Nicolas was born from an uncomplicated pregnancy and delivery. Weighing 7 pounds and 12 ounces at birth, his proud parents took him home after a couple of days. He was exclusively breastfed and his bowel movements were seedy and yellow. Annie, his mom, loved the fact that he thrived, and by five months he was already up to 17 pounds. Annie loved it when David, her husband, called him “Michelin man” due to his rolls of baby fat.
At five months, Nicholas was offered cereals, followed by puréed vegetables and fruits. He loved them and could not get enough of them. Annie started noticing his stools were no longer yellow and seedy, but green and semiliquid, but she was reassured when her pediatrician told her that happens when babies start eating solids.
By six months, Nicholas stools turned into diarrhea; he was fussy, and he developed a somewhat bloated abdomen. His perianal area turned red, like a burn.
When Annie and David took him to his pediatrician, the physician said Nicolas had gotten his first virus and reassured his parents saying that babies lose the antibodies transmitted to them via the placenta right about six months. He recommended support measures and breastfeeding exclusively.
Over a period of several months, Nicholas would get better, only to develop the same symptoms again and again. Multiple stool samples tested negative for bacteria and parasites, and routine blood testing was negative.
By ten months, Nicholas had not gained any weight, and his abdomen was even more distended. He appeared to have cramps since as he was intermittently fussy, and his diaper area was badly burned.
At this point, he was referred to a pediatric gastroenterologist who ordered celiac testing, which was negative, and the testing of multiple stool samples. The only positive test was a reducing substances test, which showed a presence of sugars not absorbed in the stool. This test is usually positive in patients who do not absorb carbohydrates well.
Annie had noticed Nicholas’ diarrhea was particularly worse after eating fruit.

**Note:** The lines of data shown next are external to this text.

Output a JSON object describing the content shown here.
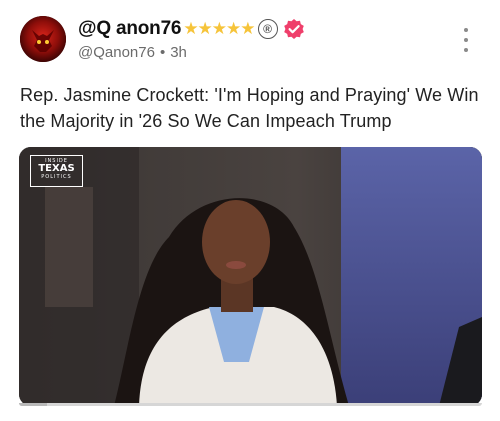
{
  "post": {
    "author": {
      "display_name": "@Q anon76",
      "badges": "★★★★★",
      "registered_mark": "®",
      "handle": "@Qanon76",
      "separator": "•",
      "time_ago": "3h",
      "verified_color": "#ef3f6b"
    },
    "text": "Rep. Jasmine Crockett: 'I'm Hoping and Praying' We Win the Majority in '26 So We Can Impeach Trump",
    "media": {
      "logo_line1": "INSIDE",
      "logo_line2": "TEXAS",
      "logo_line3": "POLITICS",
      "progress": 0.06
    }
  },
  "colors": {
    "star": "#f6c43a",
    "muted_text": "#6b6b6b"
  },
  "icons": {
    "more": "vertical-ellipsis-icon",
    "verified": "verified-badge-icon"
  }
}
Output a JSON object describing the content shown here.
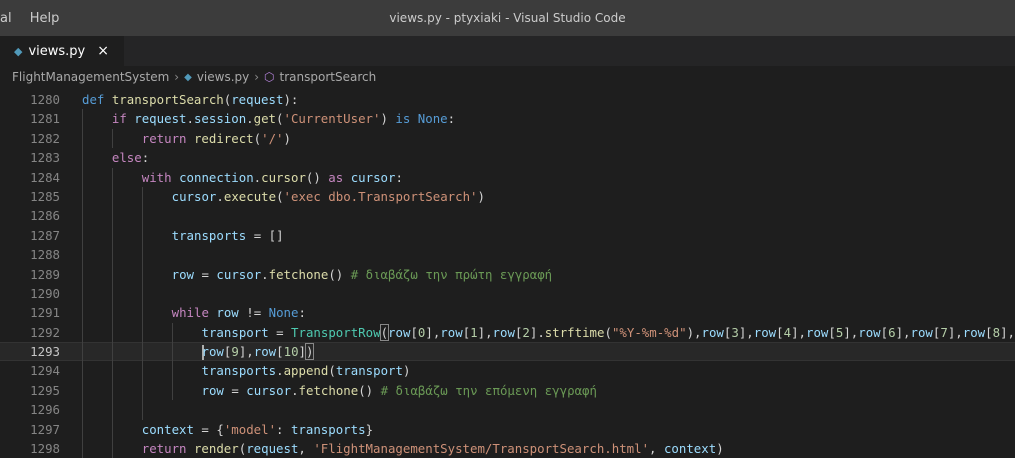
{
  "menu": [
    "al",
    "Help"
  ],
  "window_title": "views.py - ptyxiaki - Visual Studio Code",
  "tab": {
    "name": "views.py",
    "close": "×"
  },
  "breadcrumb": {
    "folder": "FlightManagementSystem",
    "file": "views.py",
    "symbol": "transportSearch",
    "sep": "›"
  },
  "current_line": 1293,
  "lines": [
    {
      "n": "1280",
      "indent": 0,
      "tokens": [
        [
          "kw",
          "def "
        ],
        [
          "fn",
          "transportSearch"
        ],
        [
          "",
          "("
        ],
        [
          "var",
          "request"
        ],
        [
          "",
          "):"
        ]
      ]
    },
    {
      "n": "1281",
      "indent": 1,
      "tokens": [
        [
          "ctl",
          "if "
        ],
        [
          "var",
          "request"
        ],
        [
          "",
          "."
        ],
        [
          "var",
          "session"
        ],
        [
          "",
          "."
        ],
        [
          "fn",
          "get"
        ],
        [
          "",
          "("
        ],
        [
          "str",
          "'CurrentUser'"
        ],
        [
          "",
          ") "
        ],
        [
          "kw",
          "is"
        ],
        [
          "",
          ""
        ],
        [
          "kw",
          " None"
        ],
        [
          "",
          ":"
        ]
      ]
    },
    {
      "n": "1282",
      "indent": 2,
      "tokens": [
        [
          "ctl",
          "return "
        ],
        [
          "fn",
          "redirect"
        ],
        [
          "",
          "("
        ],
        [
          "str",
          "'/'"
        ],
        [
          "",
          ")"
        ]
      ]
    },
    {
      "n": "1283",
      "indent": 1,
      "tokens": [
        [
          "ctl",
          "else"
        ],
        [
          "",
          ":"
        ]
      ]
    },
    {
      "n": "1284",
      "indent": 2,
      "tokens": [
        [
          "ctl",
          "with "
        ],
        [
          "var",
          "connection"
        ],
        [
          "",
          "."
        ],
        [
          "fn",
          "cursor"
        ],
        [
          "",
          "() "
        ],
        [
          "ctl",
          "as "
        ],
        [
          "var",
          "cursor"
        ],
        [
          "",
          ":"
        ]
      ]
    },
    {
      "n": "1285",
      "indent": 3,
      "tokens": [
        [
          "var",
          "cursor"
        ],
        [
          "",
          "."
        ],
        [
          "fn",
          "execute"
        ],
        [
          "",
          "("
        ],
        [
          "str",
          "'exec dbo.TransportSearch'"
        ],
        [
          "",
          ")"
        ]
      ]
    },
    {
      "n": "1286",
      "indent": 3,
      "tokens": []
    },
    {
      "n": "1287",
      "indent": 3,
      "tokens": [
        [
          "var",
          "transports"
        ],
        [
          "",
          " = []"
        ]
      ]
    },
    {
      "n": "1288",
      "indent": 3,
      "tokens": []
    },
    {
      "n": "1289",
      "indent": 3,
      "tokens": [
        [
          "var",
          "row"
        ],
        [
          "",
          " = "
        ],
        [
          "var",
          "cursor"
        ],
        [
          "",
          "."
        ],
        [
          "fn",
          "fetchone"
        ],
        [
          "",
          "() "
        ],
        [
          "cm",
          "# διαβάζω την πρώτη εγγραφή"
        ]
      ]
    },
    {
      "n": "1290",
      "indent": 3,
      "tokens": []
    },
    {
      "n": "1291",
      "indent": 3,
      "tokens": [
        [
          "ctl",
          "while "
        ],
        [
          "var",
          "row"
        ],
        [
          "",
          " != "
        ],
        [
          "kw",
          "None"
        ],
        [
          "",
          ":"
        ]
      ]
    },
    {
      "n": "1292",
      "indent": 4,
      "tokens": [
        [
          "var",
          "transport"
        ],
        [
          "",
          " = "
        ],
        [
          "cls",
          "TransportRow"
        ],
        [
          "bm",
          "("
        ],
        [
          "var",
          "row"
        ],
        [
          "",
          "["
        ],
        [
          "num",
          "0"
        ],
        [
          "",
          "],"
        ],
        [
          "var",
          "row"
        ],
        [
          "",
          "["
        ],
        [
          "num",
          "1"
        ],
        [
          "",
          "],"
        ],
        [
          "var",
          "row"
        ],
        [
          "",
          "["
        ],
        [
          "num",
          "2"
        ],
        [
          "",
          "]."
        ],
        [
          "fn",
          "strftime"
        ],
        [
          "",
          "("
        ],
        [
          "str",
          "\"%Y-%m-%d\""
        ],
        [
          "",
          "),"
        ],
        [
          "var",
          "row"
        ],
        [
          "",
          "["
        ],
        [
          "num",
          "3"
        ],
        [
          "",
          "],"
        ],
        [
          "var",
          "row"
        ],
        [
          "",
          "["
        ],
        [
          "num",
          "4"
        ],
        [
          "",
          "],"
        ],
        [
          "var",
          "row"
        ],
        [
          "",
          "["
        ],
        [
          "num",
          "5"
        ],
        [
          "",
          "],"
        ],
        [
          "var",
          "row"
        ],
        [
          "",
          "["
        ],
        [
          "num",
          "6"
        ],
        [
          "",
          "],"
        ],
        [
          "var",
          "row"
        ],
        [
          "",
          "["
        ],
        [
          "num",
          "7"
        ],
        [
          "",
          "],"
        ],
        [
          "var",
          "row"
        ],
        [
          "",
          "["
        ],
        [
          "num",
          "8"
        ],
        [
          "",
          "],"
        ]
      ]
    },
    {
      "n": "1293",
      "indent": 4,
      "tokens": [
        [
          "cursor",
          ""
        ],
        [
          "var",
          "row"
        ],
        [
          "",
          "["
        ],
        [
          "num",
          "9"
        ],
        [
          "",
          "],"
        ],
        [
          "var",
          "row"
        ],
        [
          "",
          "["
        ],
        [
          "num",
          "10"
        ],
        [
          "",
          "]"
        ],
        [
          "bm",
          ")"
        ]
      ]
    },
    {
      "n": "1294",
      "indent": 4,
      "tokens": [
        [
          "var",
          "transports"
        ],
        [
          "",
          "."
        ],
        [
          "fn",
          "append"
        ],
        [
          "",
          "("
        ],
        [
          "var",
          "transport"
        ],
        [
          "",
          ")"
        ]
      ]
    },
    {
      "n": "1295",
      "indent": 4,
      "tokens": [
        [
          "var",
          "row"
        ],
        [
          "",
          " = "
        ],
        [
          "var",
          "cursor"
        ],
        [
          "",
          "."
        ],
        [
          "fn",
          "fetchone"
        ],
        [
          "",
          "() "
        ],
        [
          "cm",
          "# διαβάζω την επόμενη εγγραφή"
        ]
      ]
    },
    {
      "n": "1296",
      "indent": 3,
      "tokens": []
    },
    {
      "n": "1297",
      "indent": 2,
      "tokens": [
        [
          "var",
          "context"
        ],
        [
          "",
          " = {"
        ],
        [
          "str",
          "'model'"
        ],
        [
          "",
          ": "
        ],
        [
          "var",
          "transports"
        ],
        [
          "",
          "}"
        ]
      ]
    },
    {
      "n": "1298",
      "indent": 2,
      "tokens": [
        [
          "ctl",
          "return "
        ],
        [
          "fn",
          "render"
        ],
        [
          "",
          "("
        ],
        [
          "var",
          "request"
        ],
        [
          "",
          ", "
        ],
        [
          "str",
          "'FlightManagementSystem/TransportSearch.html'"
        ],
        [
          "",
          ", "
        ],
        [
          "var",
          "context"
        ],
        [
          "",
          ")"
        ]
      ]
    }
  ]
}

An upper endoscopy, a procedure in which a tube with a camera is inserted through the mouth to examine the stomach and intestines while the patient is asleep, was done. The upper endoscopy showed normal findings, and the biopsies were also normal; but measurement of the activity of sugar enzymes in the intestinal cells was very low for sucrase and maltase.
These enzymes are called disaccharides since they split two sugar molecules – sucrose and maltose -that are bound together: glucose and fructose in the case of sucrose, and two glucose molecules in the case of maltose.

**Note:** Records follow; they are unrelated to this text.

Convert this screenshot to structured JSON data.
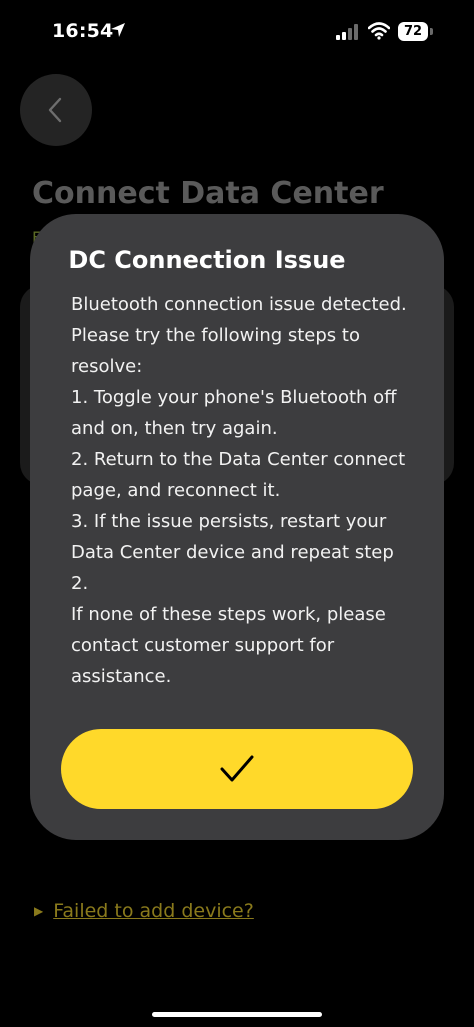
{
  "status_bar": {
    "time": "16:54",
    "battery": "72"
  },
  "page": {
    "title": "Connect Data Center",
    "subtitle_snippet": "Fi",
    "failed_link": "Failed to add device?"
  },
  "dialog": {
    "title": "DC Connection Issue",
    "lines": [
      "Bluetooth connection issue detected. Please try the following steps to resolve:",
      "1. Toggle your phone's Bluetooth off and on, then try again.",
      "2. Return to the Data Center connect page, and reconnect it.",
      "3. If the issue persists, restart your Data Center device and repeat step 2.",
      "If none of these steps work, please contact customer support for assistance."
    ],
    "confirm_icon": "checkmark-icon"
  },
  "colors": {
    "accent_yellow": "#ffd92a",
    "dialog_bg": "#3d3d3f",
    "background": "#000000"
  }
}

Sucrose is present in many foods, but just to name a few:
- Fruits such as bananas, apples, mangos, and peaches
- Vegetables such as beets, carrots, corn, sweet potato, split peas, and beans
- Other foods such as cereals, yogurt, honey, maple syrup, chocolate, and candy
Maltose is present in starches, such as baby cereals.

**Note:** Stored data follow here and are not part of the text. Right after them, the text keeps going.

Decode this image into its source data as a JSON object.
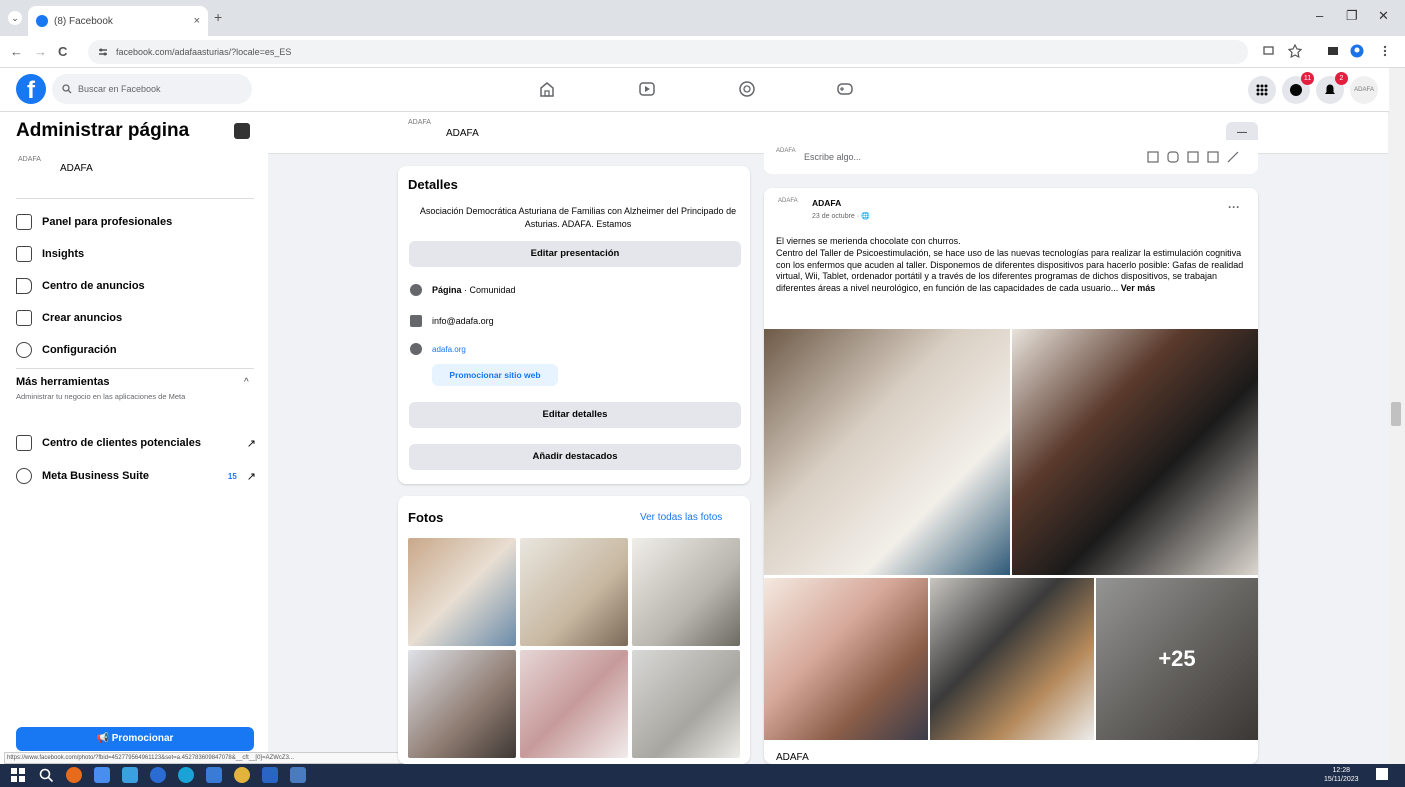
{
  "browser": {
    "tab_title": "(8) Facebook",
    "url": "facebook.com/adafaasturias/?locale=es_ES",
    "tab_close": "×",
    "new_tab": "+",
    "menu": "⌄",
    "window_minimize": "–",
    "window_restore": "❐",
    "window_close": "✕",
    "back": "←",
    "forward": "→",
    "reload": "C"
  },
  "fb": {
    "logo": "f",
    "search_placeholder": "Buscar en Facebook",
    "messenger_badge": "11",
    "notifications_badge": "2"
  },
  "sidebar": {
    "title": "Administrar página",
    "page_name": "ADAFA",
    "avatar_text": "ADAFA",
    "items": [
      {
        "label": "Panel para profesionales"
      },
      {
        "label": "Insights"
      },
      {
        "label": "Centro de anuncios"
      },
      {
        "label": "Crear anuncios"
      },
      {
        "label": "Configuración"
      }
    ],
    "more_tools_title": "Más herramientas",
    "more_tools_desc": "Administrar tu negocio en las aplicaciones de Meta",
    "tools": [
      {
        "label": "Centro de clientes potenciales",
        "arrow": "↗"
      },
      {
        "label": "Meta Business Suite",
        "count": "15",
        "arrow": "↗"
      }
    ],
    "promote_label": "📢 Promocionar",
    "status_url": "https://www.facebook.com/photo/?fbid=452779564961123&set=a.452783609847078&__cft__[0]=AZWcZ3..."
  },
  "page_header": {
    "name": "ADAFA",
    "more": "—"
  },
  "details": {
    "title": "Detalles",
    "description": "Asociación Democrática Asturiana de Familias con Alzheimer del Principado de Asturias. ADAFA. Estamos",
    "edit_presentation": "Editar presentación",
    "category_label": "Página",
    "category_value": " · Comunidad",
    "email": "info@adafa.org",
    "website": "adafa.org",
    "promote_site": "Promocionar sitio web",
    "edit_details": "Editar detalles",
    "add_featured": "Añadir destacados"
  },
  "photos": {
    "title": "Fotos",
    "see_all": "Ver todas las fotos"
  },
  "composer": {
    "placeholder": "Escribe algo..."
  },
  "post": {
    "author": "ADAFA",
    "date": "23 de octubre · 🌐",
    "more": "···",
    "text_line1": "El viernes se merienda chocolate con churros.",
    "text_body": "Centro del Taller de Psicoestimulación, se hace uso de las nuevas tecnologías para realizar la estimulación cognitiva con los enfermos que acuden al taller. Disponemos de diferentes dispositivos para hacerlo posible: Gafas de realidad virtual, Wii, Tablet, ordenador portátil y a través de los diferentes programas de dichos dispositivos, se trabajan diferentes áreas a nivel neurológico, en función de las capacidades de cada usuario...",
    "see_more": " Ver más",
    "extra_photos": "+25",
    "footer_name": "ADAFA"
  },
  "taskbar": {
    "time": "12:28",
    "date": "15/11/2023"
  }
}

In Nicholas’ case, his disaccharidases’ activity levels were very low for sucrase and maltase. As a result, he could not absorb those two sugar molecules.
These disaccharides kept going down his 18 feet of bowel, pulling water from the lining cells of the small intestine (giving him diarrhea) and eventually reaching the lower intestines. There, the high load of bacteria would ferment the sugars and produce hydrogen causing his bloating, and acid residues that would burn his diaper area.
Voila! Everything made sense!
The pediatric gastroenterologist recommended a nutritional consult to learn which foods had the highest amount sucrose and maltose and started him on pharmaceutical therapy.
Nicholas is now 4-years-old, and his symptoms are being managed. His parents remain diligent about avoiding foods that can trigger his symptoms. Nicholas’ parents are happy to finally understand his condition and never miss an opportunity to spread the word about the symptoms of Congenital Sucrase-Isomaltase Deficiency (CSID) in infants to all his family and friends.